I guess I do have to use this account still. No problem. I'm gonna repost from my other forum post for my own sake;
I left for a long time. A really long time. A lot of things happened since I left ADISC about a year and a half ago.
At first, I started to have a major binge on indulging into TBDL activities. Mostly due to bouncing from place to place to live for some time, and due to a complete shortage in money to buy 'supplies'. A few months after I moved into a permanent home, I found myself still not interested into the activities. I was going through a lot of emotional times during then because of a lot of things. My OCD was also peaked, since I quit cold-turkey off my medication. I wanted to do something I had control over, and be a rebel. You know what I mean. I couldn't stand the thought of anything dirty, so there went the diapers for a while more. I eventually got ahold of that situation and continued my medication and started therapy.
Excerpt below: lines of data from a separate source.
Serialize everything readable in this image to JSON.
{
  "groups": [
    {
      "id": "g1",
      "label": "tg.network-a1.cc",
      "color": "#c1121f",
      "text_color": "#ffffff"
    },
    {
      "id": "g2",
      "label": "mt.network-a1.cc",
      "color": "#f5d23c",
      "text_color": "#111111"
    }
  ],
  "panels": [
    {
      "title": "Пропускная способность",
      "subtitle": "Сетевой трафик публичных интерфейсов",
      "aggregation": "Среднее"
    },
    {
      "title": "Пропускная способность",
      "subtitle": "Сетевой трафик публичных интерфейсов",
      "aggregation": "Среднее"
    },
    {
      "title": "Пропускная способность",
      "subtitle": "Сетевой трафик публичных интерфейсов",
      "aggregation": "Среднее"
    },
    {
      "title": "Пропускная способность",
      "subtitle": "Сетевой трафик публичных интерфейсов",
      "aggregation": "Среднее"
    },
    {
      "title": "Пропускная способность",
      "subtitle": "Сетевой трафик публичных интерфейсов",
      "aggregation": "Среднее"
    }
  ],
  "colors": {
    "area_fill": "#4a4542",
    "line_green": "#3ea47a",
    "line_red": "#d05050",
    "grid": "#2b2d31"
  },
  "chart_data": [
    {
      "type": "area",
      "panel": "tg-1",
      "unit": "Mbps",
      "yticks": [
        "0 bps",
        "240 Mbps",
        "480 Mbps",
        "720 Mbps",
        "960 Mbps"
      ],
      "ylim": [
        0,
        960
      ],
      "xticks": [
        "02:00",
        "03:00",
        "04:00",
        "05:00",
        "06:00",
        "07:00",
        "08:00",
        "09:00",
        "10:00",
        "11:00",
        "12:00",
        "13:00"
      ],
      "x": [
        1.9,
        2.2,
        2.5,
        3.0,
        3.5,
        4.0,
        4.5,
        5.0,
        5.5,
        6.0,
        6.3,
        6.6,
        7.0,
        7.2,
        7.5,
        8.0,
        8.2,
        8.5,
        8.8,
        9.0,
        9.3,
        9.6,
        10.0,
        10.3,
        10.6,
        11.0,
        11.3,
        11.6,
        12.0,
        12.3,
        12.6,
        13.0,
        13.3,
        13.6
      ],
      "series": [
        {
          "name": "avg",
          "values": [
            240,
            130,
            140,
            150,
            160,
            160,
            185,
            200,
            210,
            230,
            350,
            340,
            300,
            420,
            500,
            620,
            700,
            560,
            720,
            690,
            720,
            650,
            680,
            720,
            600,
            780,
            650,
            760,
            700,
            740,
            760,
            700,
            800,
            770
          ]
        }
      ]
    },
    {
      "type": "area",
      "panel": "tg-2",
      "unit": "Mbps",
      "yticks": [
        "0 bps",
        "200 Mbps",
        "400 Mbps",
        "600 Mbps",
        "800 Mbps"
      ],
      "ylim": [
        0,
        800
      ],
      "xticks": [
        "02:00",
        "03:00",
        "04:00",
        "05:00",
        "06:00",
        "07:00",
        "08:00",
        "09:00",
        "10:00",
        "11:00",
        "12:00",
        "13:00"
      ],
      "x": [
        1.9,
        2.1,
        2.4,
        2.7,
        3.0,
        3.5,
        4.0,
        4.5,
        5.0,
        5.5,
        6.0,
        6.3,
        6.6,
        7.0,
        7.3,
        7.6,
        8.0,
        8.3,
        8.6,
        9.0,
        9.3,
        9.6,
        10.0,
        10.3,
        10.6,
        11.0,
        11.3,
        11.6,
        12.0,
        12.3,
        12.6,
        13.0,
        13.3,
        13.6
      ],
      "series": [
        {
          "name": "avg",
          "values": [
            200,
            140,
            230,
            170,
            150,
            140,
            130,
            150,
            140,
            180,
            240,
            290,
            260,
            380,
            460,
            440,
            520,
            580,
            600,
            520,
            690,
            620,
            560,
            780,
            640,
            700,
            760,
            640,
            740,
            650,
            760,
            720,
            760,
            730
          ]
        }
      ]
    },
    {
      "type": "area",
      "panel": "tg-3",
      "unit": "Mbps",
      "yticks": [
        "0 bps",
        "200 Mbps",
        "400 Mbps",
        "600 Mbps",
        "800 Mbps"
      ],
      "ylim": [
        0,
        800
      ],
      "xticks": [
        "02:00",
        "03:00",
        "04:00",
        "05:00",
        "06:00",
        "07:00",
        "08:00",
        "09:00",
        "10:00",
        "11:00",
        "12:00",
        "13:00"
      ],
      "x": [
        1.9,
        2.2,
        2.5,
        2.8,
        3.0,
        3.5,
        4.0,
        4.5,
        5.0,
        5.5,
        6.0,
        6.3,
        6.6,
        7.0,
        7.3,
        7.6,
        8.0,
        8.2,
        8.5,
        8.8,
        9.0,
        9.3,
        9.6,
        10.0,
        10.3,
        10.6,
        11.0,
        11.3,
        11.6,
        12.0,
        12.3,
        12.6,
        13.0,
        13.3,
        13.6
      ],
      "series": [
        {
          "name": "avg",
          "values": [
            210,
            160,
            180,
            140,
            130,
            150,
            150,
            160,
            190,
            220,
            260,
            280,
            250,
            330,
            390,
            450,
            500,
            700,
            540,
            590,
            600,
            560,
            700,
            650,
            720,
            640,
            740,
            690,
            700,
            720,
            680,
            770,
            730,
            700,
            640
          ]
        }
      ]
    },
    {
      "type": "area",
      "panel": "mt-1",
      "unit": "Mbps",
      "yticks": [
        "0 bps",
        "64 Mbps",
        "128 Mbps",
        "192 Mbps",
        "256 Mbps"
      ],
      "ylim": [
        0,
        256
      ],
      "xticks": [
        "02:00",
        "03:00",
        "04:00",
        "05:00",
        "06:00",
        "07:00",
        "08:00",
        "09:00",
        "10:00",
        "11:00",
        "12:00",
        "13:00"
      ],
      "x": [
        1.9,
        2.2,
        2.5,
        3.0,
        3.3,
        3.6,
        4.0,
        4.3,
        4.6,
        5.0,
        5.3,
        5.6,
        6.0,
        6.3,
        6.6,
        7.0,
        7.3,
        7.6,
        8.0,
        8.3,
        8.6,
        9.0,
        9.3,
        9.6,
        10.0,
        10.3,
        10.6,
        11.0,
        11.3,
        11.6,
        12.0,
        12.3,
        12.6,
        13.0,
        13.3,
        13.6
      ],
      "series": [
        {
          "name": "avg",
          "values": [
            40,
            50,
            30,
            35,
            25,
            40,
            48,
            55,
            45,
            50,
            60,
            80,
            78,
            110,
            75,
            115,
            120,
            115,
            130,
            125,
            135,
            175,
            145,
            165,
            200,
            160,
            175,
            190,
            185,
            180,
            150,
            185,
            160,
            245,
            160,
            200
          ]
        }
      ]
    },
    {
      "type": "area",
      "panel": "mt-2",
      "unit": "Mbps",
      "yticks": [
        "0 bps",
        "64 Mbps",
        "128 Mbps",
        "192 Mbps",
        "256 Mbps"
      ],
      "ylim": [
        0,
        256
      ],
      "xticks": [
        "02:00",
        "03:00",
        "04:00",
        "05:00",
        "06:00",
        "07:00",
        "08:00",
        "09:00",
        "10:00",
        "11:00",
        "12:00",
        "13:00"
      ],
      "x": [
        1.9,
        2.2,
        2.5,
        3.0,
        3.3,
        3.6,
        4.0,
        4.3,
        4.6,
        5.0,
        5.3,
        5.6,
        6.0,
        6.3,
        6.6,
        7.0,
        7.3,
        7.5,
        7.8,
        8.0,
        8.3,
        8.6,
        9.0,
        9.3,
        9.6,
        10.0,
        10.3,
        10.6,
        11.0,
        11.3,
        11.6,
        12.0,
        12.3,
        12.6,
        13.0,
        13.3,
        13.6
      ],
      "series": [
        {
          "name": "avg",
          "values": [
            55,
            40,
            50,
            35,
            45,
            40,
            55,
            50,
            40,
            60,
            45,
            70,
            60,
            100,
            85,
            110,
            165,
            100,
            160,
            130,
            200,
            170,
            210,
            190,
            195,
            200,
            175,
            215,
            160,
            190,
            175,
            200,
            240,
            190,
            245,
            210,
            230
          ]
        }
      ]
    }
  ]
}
Just before I could begin taking part in my TBDLism, I was hit by a car while walking back in September 2010. I had to drop out of the nursing-school program I was in, and missed about a month of regular highschool. To this day I still have nerve damage and issues with my neck/back. I'm just starting to take part in physical therapy now that we have the funds.
What else could go wrong? Exactly a month after I was hit, so was my cat. I grieved with my loss, and missed another week of school. I just wanted to curl up and forget everything that's been happening in my life.
Two weeks after all of that, my mom passed away on November 11th, 2010. I was stricken with the news like a thousand tons of bricks. You see, I had very mixed feelings about my mother. She was an abusive alcoholic for a majority of my life. She had done me many wrongs through my life, but her death was a tragedy. I wouldn't ever have wished for that, I don't believe in revenge. I dropped from school for another two months before I made my way back. I lived as a ghost for some time. But, over the last year I have made the best of it and tried to stay optimistic.
Last March I came out of the closet as a transgender. A homosexual male. My family has been supportive, but having a difficult time with the transition. I don't blame them; even if they saw it coming in any way, it's hard to change to someone that they've known for their whole life. It's all about baby steps (no pun intended hehe)
So, what has gotten me to come to this comeback? I have decided to get as much into my interests as possible. Even ones I've ignored for a long time. This is something that is still big for me. Being a TB helps me cope. It's also way fun and can't wait to get back into!! Role-playing is my favourite. TBDL and Non-TBDL all the way!
I'd like to start anew, as a more mature self on this account. I'll admit I made some stupid choices back in the day, but I've done some growing up (only in the areas I needed to!) and I'm ready to make my comeback.
I'm up for answering any questions you all have! Thank you for taking time to read this rambling/explanation!